Search code examples
javajsoup

Get text from specific tags


Suppose I have some html form.

<form action="action_page.php">
  First name:<br>
  <input type="text" name="fistname" value="Mickey" />
  <br>
  Last name:<br>
  <input type="text" name="lastname" value="Mouse" />
  <br><br>
  <input type="submit" value="Submit">
</form>

I want to print this same as given in https://www.tutorialspoint.com/html/html_input_tag.htm

like

First Name : .........

Last name ......

I am able to taken input values. All I need is a way to read this first name last name text ( that is the text just before the input tags ).

I have seen methods like .text() or else in jsoups but they give all the text inside the tag. I want specific text. thank you.


Solution

  • To do this using Java's built in DOM, you could do the following:

    This code will find the first preceding text node to all of the elements in the document with the input tag. You can use Element#getAttribute to check whether the input element is an actual text input field rather than the submit button.

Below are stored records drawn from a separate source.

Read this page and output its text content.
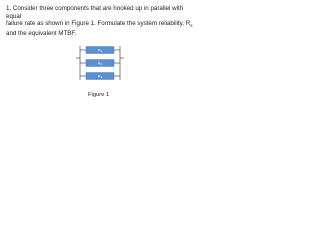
1. Consider three components that are hooked up in parallel with equal
failure rate as shown in Figure 1. Formulate the system reliability, $R_s$
and the equivalent MTBF.
R₁
R₂
R₃
Figure 1
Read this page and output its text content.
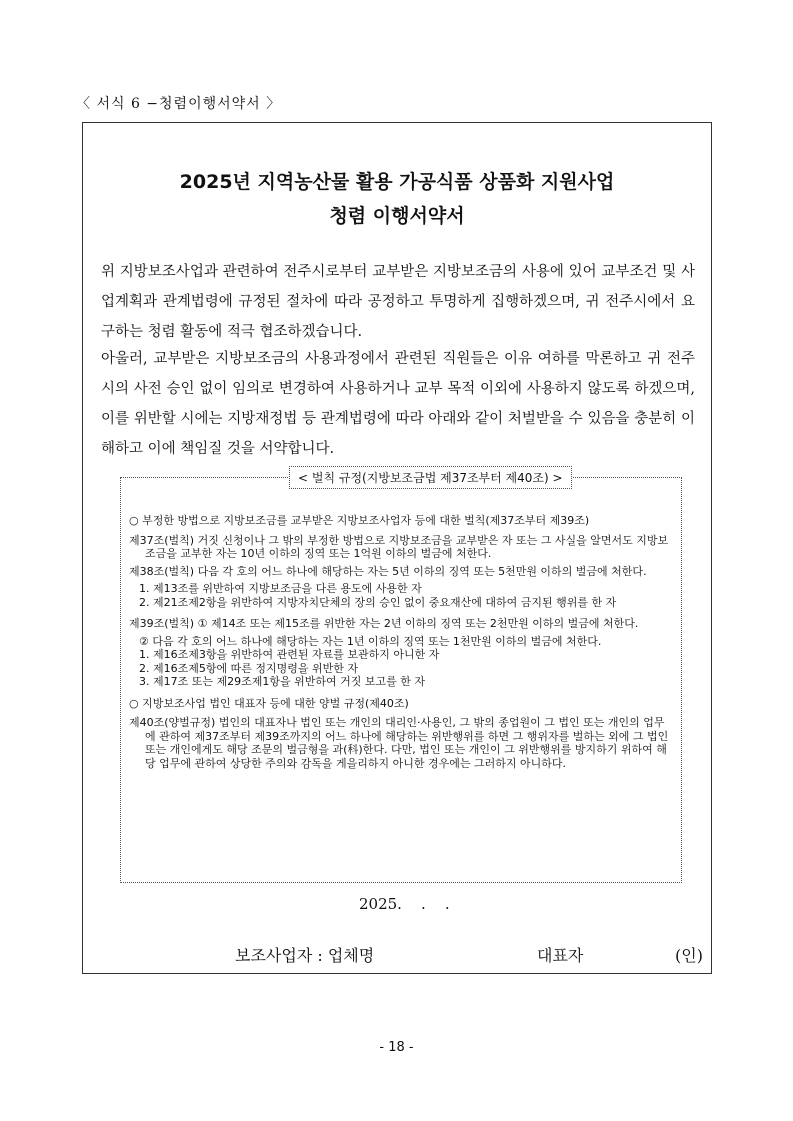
〈 서식 6 −청렴이행서약서 〉
2025년 지역농산물 활용 가공식품 상품화 지원사업
청렴 이행서약서

위 지방보조사업과 관련하여 전주시로부터 교부받은 지방보조금의 사용에 있어 교부조건 및 사업계획과 관계법령에 규정된 절차에 따라 공정하고 투명하게 집행하겠으며, 귀 전주시에서 요구하는 청렴 활동에 적극 협조하겠습니다.

아울러, 교부받은 지방보조금의 사용과정에서 관련된 직원들은 이유 여하를 막론하고 귀 전주시의 사전 승인 없이 임의로 변경하여 사용하거나 교부 목적 이외에 사용하지 않도록 하겠으며, 이를 위반할 시에는 지방재정법 등 관계법령에 따라 아래와 같이 처벌받을 수 있음을 충분히 이해하고 이에 책임질 것을 서약합니다.

< 벌칙 규정(지방보조금법 제37조부터 제40조) >

○ 부정한 방법으로 지방보조금를 교부받은 지방보조사업자 등에 대한 벌칙(제37조부터 제39조)

제37조(벌칙) 거짓 신청이나 그 밖의 부정한 방법으로 지방보조금을 교부받은 자 또는 그 사실을 알면서도 지방보조금을 교부한 자는 10년 이하의 징역 또는 1억원 이하의 벌금에 처한다.

제38조(벌칙) 다음 각 호의 어느 하나에 해당하는 자는 5년 이하의 징역 또는 5천만원 이하의 벌금에 처한다.

1. 제13조를 위반하여 지방보조금을 다른 용도에 사용한 자

2. 제21조제2항을 위반하여 지방자치단체의 장의 승인 없이 중요재산에 대하여 금지된 행위를 한 자

제39조(벌칙) ① 제14조 또는 제15조를 위반한 자는 2년 이하의 징역 또는 2천만원 이하의 벌금에 처한다.

② 다음 각 호의 어느 하나에 해당하는 자는 1년 이하의 징역 또는 1천만원 이하의 벌금에 처한다.

1. 제16조제3항을 위반하여 관련된 자료를 보관하지 아니한 자

2. 제16조제5항에 따른 정지명령을 위반한 자

3. 제17조 또는 제29조제1항을 위반하여 거짓 보고를 한 자

○ 지방보조사업 법인 대표자 등에 대한 양벌 규정(제40조)

제40조(양벌규정) 법인의 대표자나 법인 또는 개인의 대리인·사용인, 그 밖의 종업원이 그 법인 또는 개인의 업무에 관하여 제37조부터 제39조까지의 어느 하나에 해당하는 위반행위를 하면 그 행위자를 벌하는 외에 그 법인 또는 개인에게도 해당 조문의 벌금형을 과(科)한다. 다만, 법인 또는 개인이 그 위반행위를 방지하기 위하여 해당 업무에 관하여 상당한 주의와 감독을 게을리하지 아니한 경우에는 그러하지 아니하다.

2025.    .    .
보조사업자 : 업체명	대표자	(인)
- 18 -
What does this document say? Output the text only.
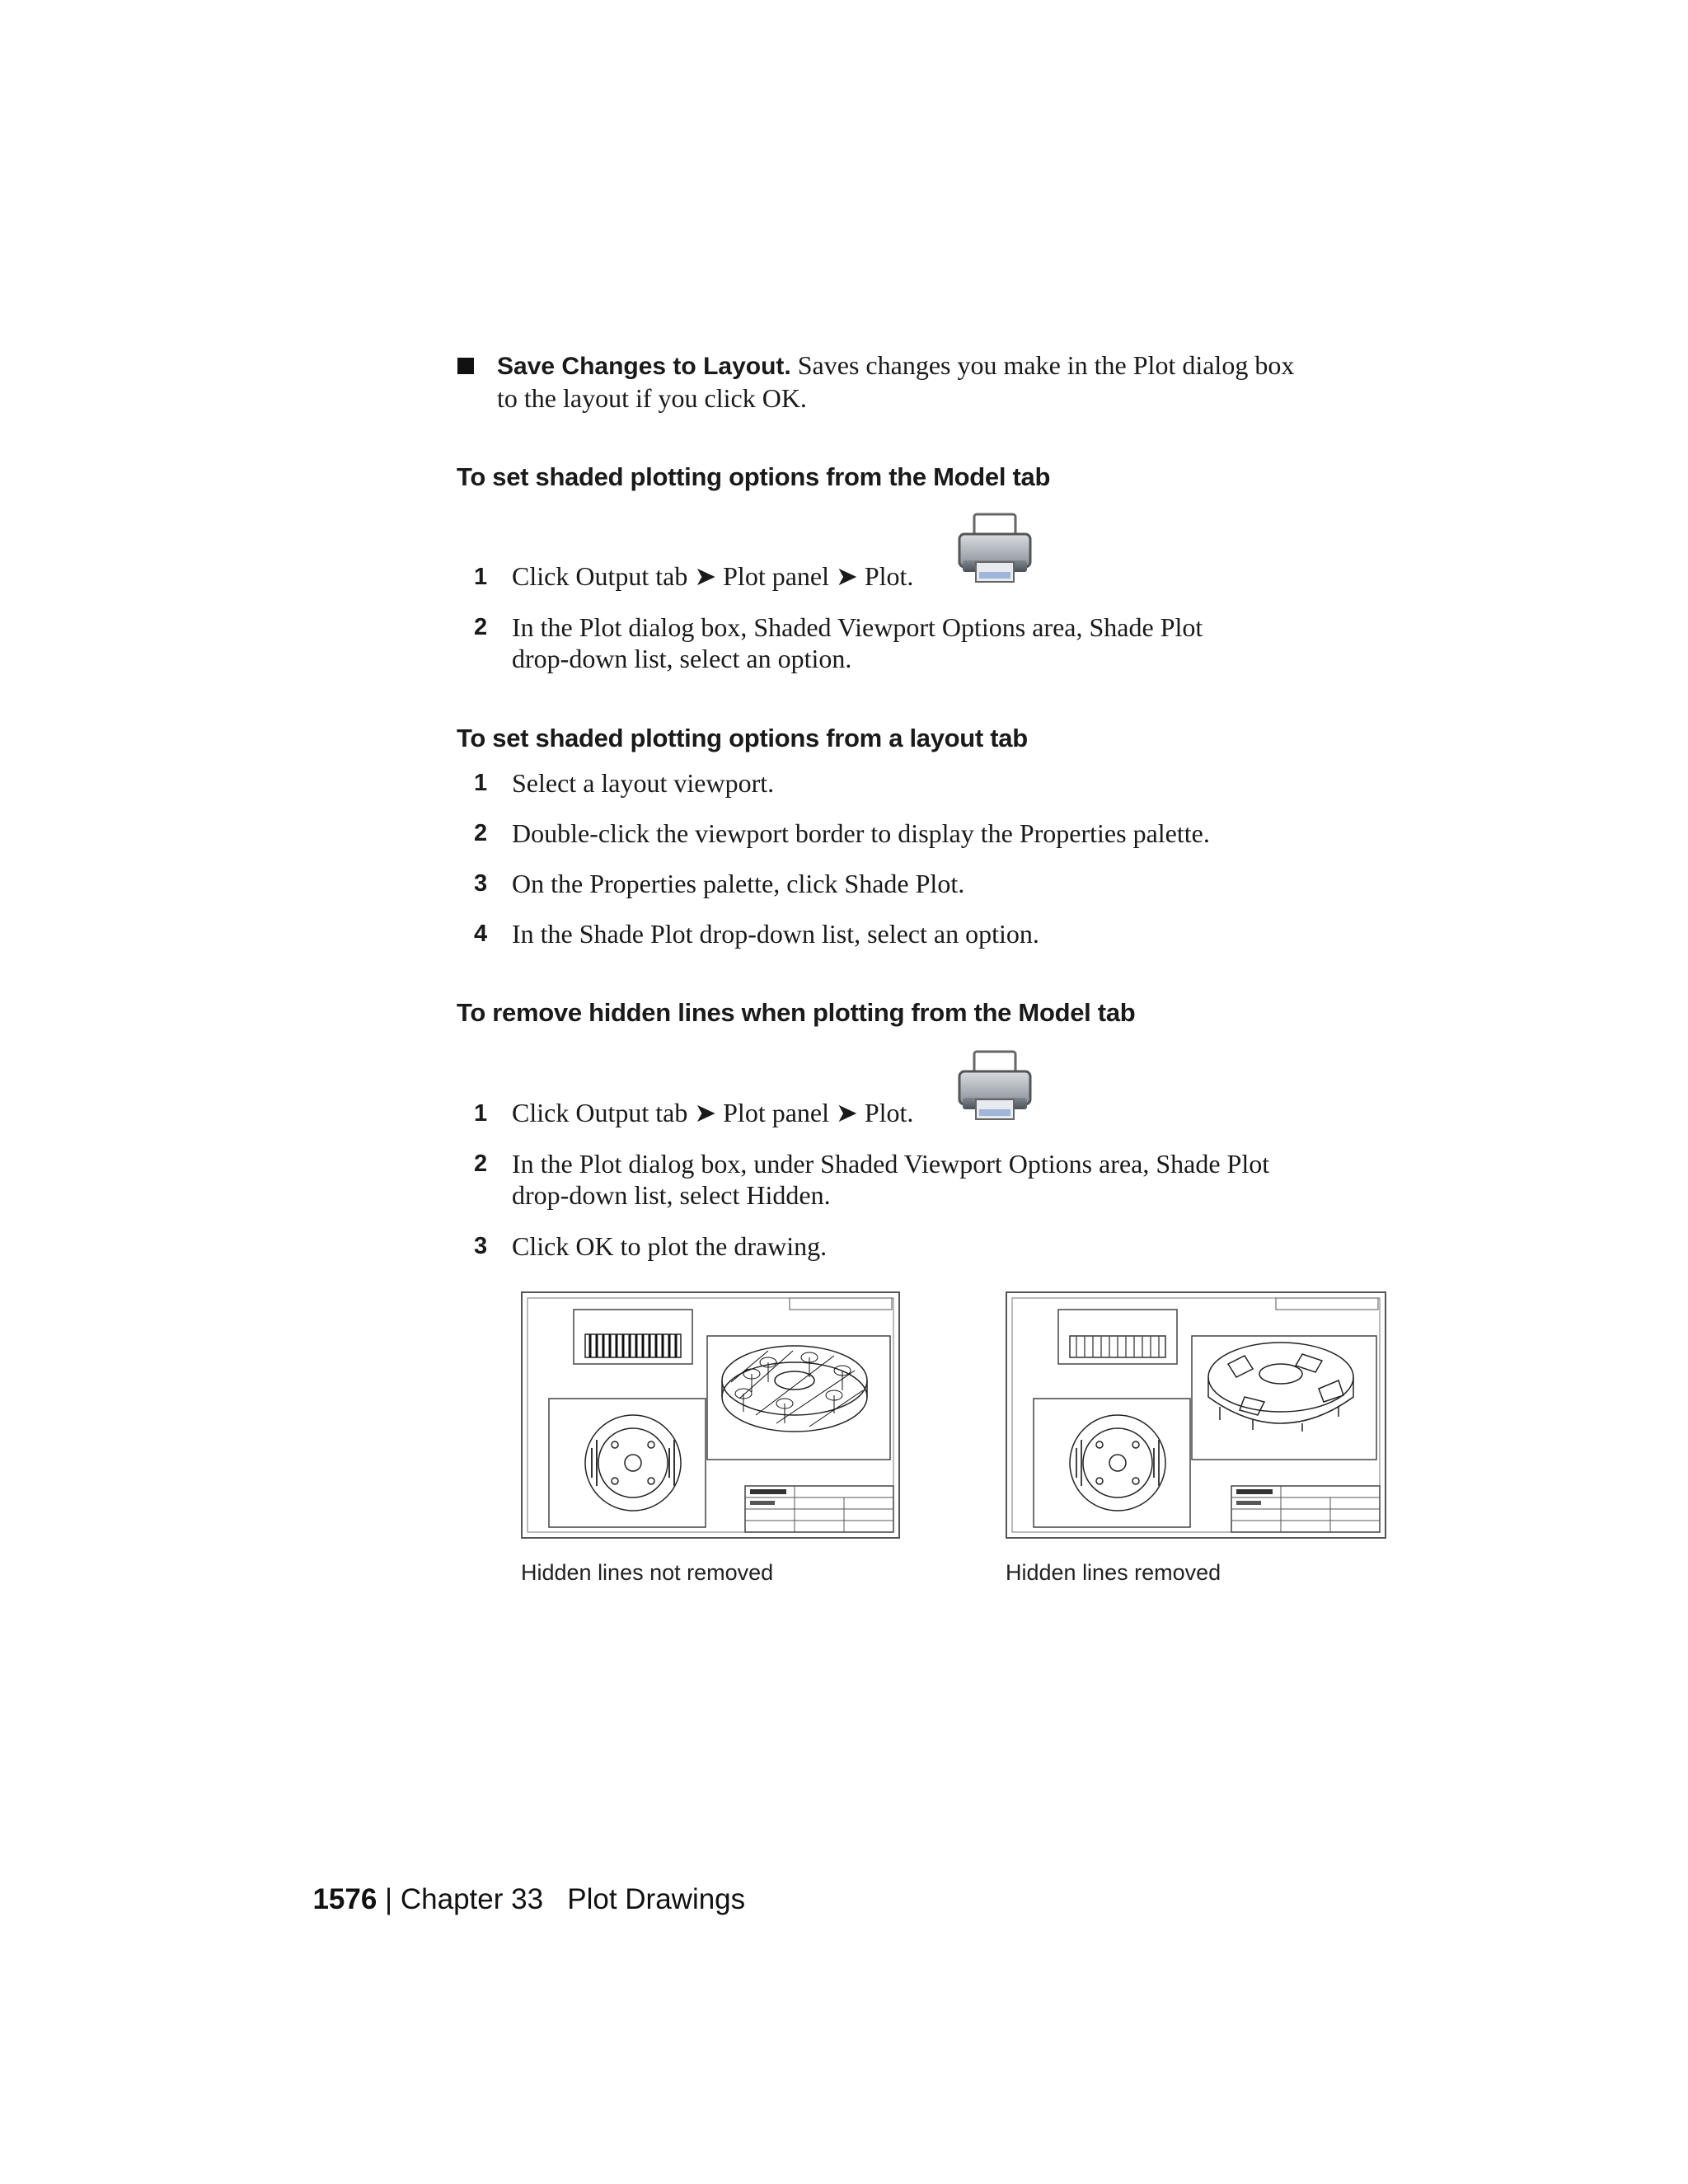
Save Changes to Layout. Saves changes you make in the Plot dialog box
to the layout if you click OK.
To set shaded plotting options from the Model tab
1 Click Output tab ➤ Plot panel ➤ Plot.
2 In the Plot dialog box, Shaded Viewport Options area, Shade Plot
drop-down list, select an option.
To set shaded plotting options from a layout tab
1 Select a layout viewport.
2 Double-click the viewport border to display the Properties palette.
3 On the Properties palette, click Shade Plot.
4 In the Shade Plot drop-down list, select an option.
To remove hidden lines when plotting from the Model tab
1 Click Output tab ➤ Plot panel ➤ Plot.
2 In the Plot dialog box, under Shaded Viewport Options area, Shade Plot
drop-down list, select Hidden.
3 Click OK to plot the drawing.
Hidden lines not removed	Hidden lines removed

1576 | Chapter 33 Plot Drawings
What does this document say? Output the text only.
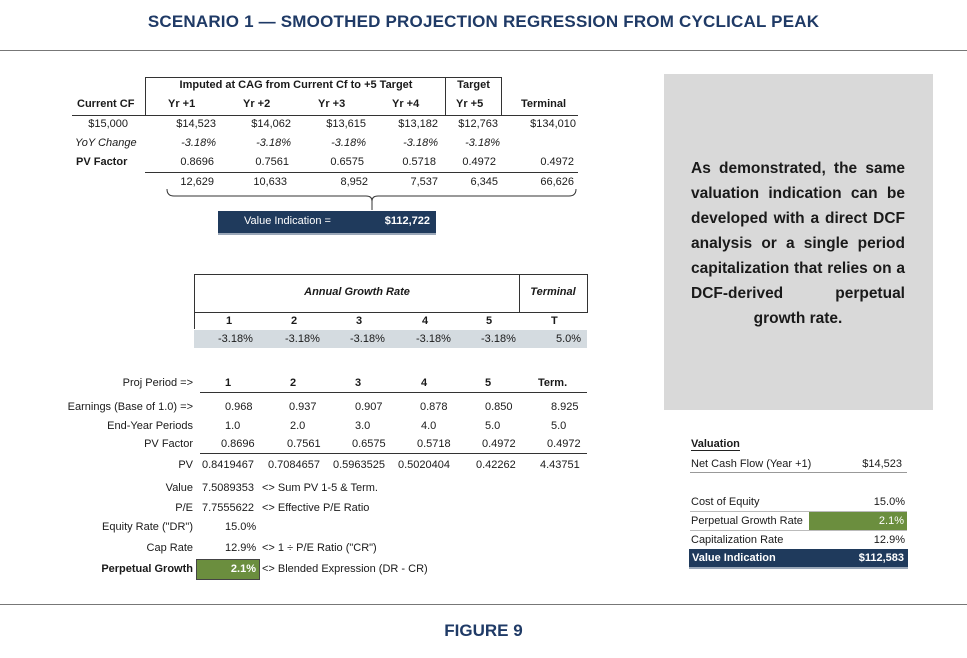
SCENARIO 1 — SMOOTHED PROJECTION REGRESSION FROM CYCLICAL PEAK
Imputed at CAG from Current Cf to +5 Target	Target
Current CF	Yr +1	Yr +2	Yr +3	Yr +4	Yr +5	Terminal
$15,000	$14,523	$14,062	$13,615	$13,182	$12,763	$134,010
YoY Change	-3.18%	-3.18%	-3.18%	-3.18%	-3.18%
PV Factor	0.8696	0.7561	0.6575	0.5718	0.4972	0.4972
12,629	10,633	8,952	7,537	6,345	66,626
Value Indication =	$112,722
Annual Growth Rate	Terminal
1	2	3	4	5	T
-3.18%	-3.18%	-3.18%	-3.18%	-3.18%	5.0%
Proj Period =>	1	2	3	4	5	Term.
Earnings (Base of 1.0) =>	0.968	0.937	0.907	0.878	0.850	8.925
End-Year Periods	1.0	2.0	3.0	4.0	5.0	5.0
PV Factor	0.8696	0.7561	0.6575	0.5718	0.4972	0.4972
PV 0.8419467 0.7084657 0.5963525 0.5020404 0.42262 4.43751
Value 7.5089353 <> Sum PV 1-5 & Term.
P/E 7.7555622 <> Effective P/E Ratio
Equity Rate ("DR")	15.0%
Cap Rate	12.9% <> 1 ÷ P/E Ratio ("CR")
Perpetual Growth	2.1% <> Blended Expression (DR - CR)
As demonstrated, the same valuation indication can be developed with a direct DCF analysis or a single period capitalization that relies on a DCF-derived perpetual growth rate.
Valuation
Net Cash Flow (Year +1)	$14,523
Cost of Equity	15.0%
Perpetual Growth Rate	2.1%
Capitalization Rate	12.9%
Value Indication	$112,583
FIGURE 9
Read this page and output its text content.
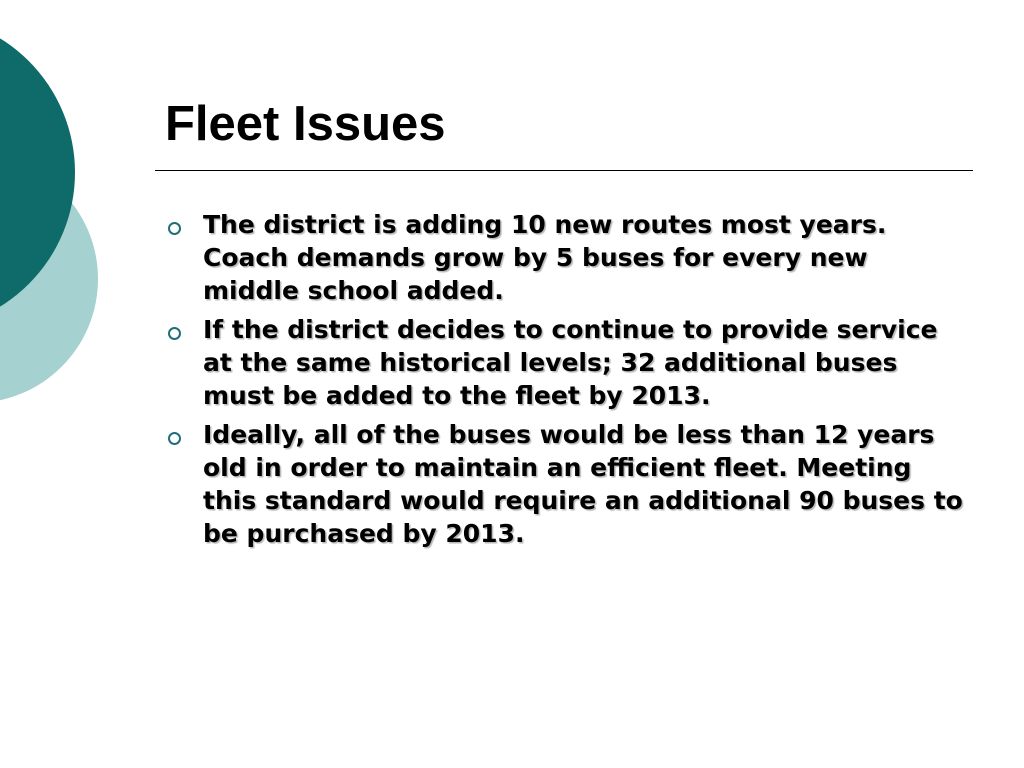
Fleet Issues
The district is adding 10 new routes most years. Coach demands grow by 5 buses for every new middle school added.
If the district decides to continue to provide service at the same historical levels; 32 additional buses must be added to the fleet by 2013.
Ideally, all of the buses would be less than 12 years old in order to maintain an efficient fleet. Meeting this standard would require an additional 90 buses to be purchased by 2013.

    DocumentBuilderFactory factory = DocumentBuilderFactory.newInstance();
    DocumentBuilder builder = factory.newDocumentBuilder();
    Document document = builder.parse(new FileInputStream("doc.xml"));//Load document from any InputSource or InputStream
    //Loop through all nodes with the input tag:
    NodeList nl = document.getElementsByTagName("input");
    for(int i = 0; i < nl.getLength(); i++){
        Node n = nl.item(i);
        if(n.getNodeType() != Node.ELEMENT_NODE)
            continue;
        Element e = (Element)n;
        Node previous = e;
        //Loop through all nodes before the input element:
        while((previous = previous.getPreviousSibling()) != null){
            if(previous.getNodeType() == Node.TEXT_NODE && previous.getTextContent().replaceAll("\\s+", "").length() > 0){
                System.out.println(previous.getTextContent().trim()); //Remove whitepsace from beginning and end of the text.
                break; //Break after finding the first text element of appropriate length.
            }
        }
    }
    

    Although I don't know anything about JSoup, I would assume you can access previous elements similarly to how you can in the code above.

    General note to readers

    I have used DOM rather than JSoup, please note that the OP asked for this in the comments.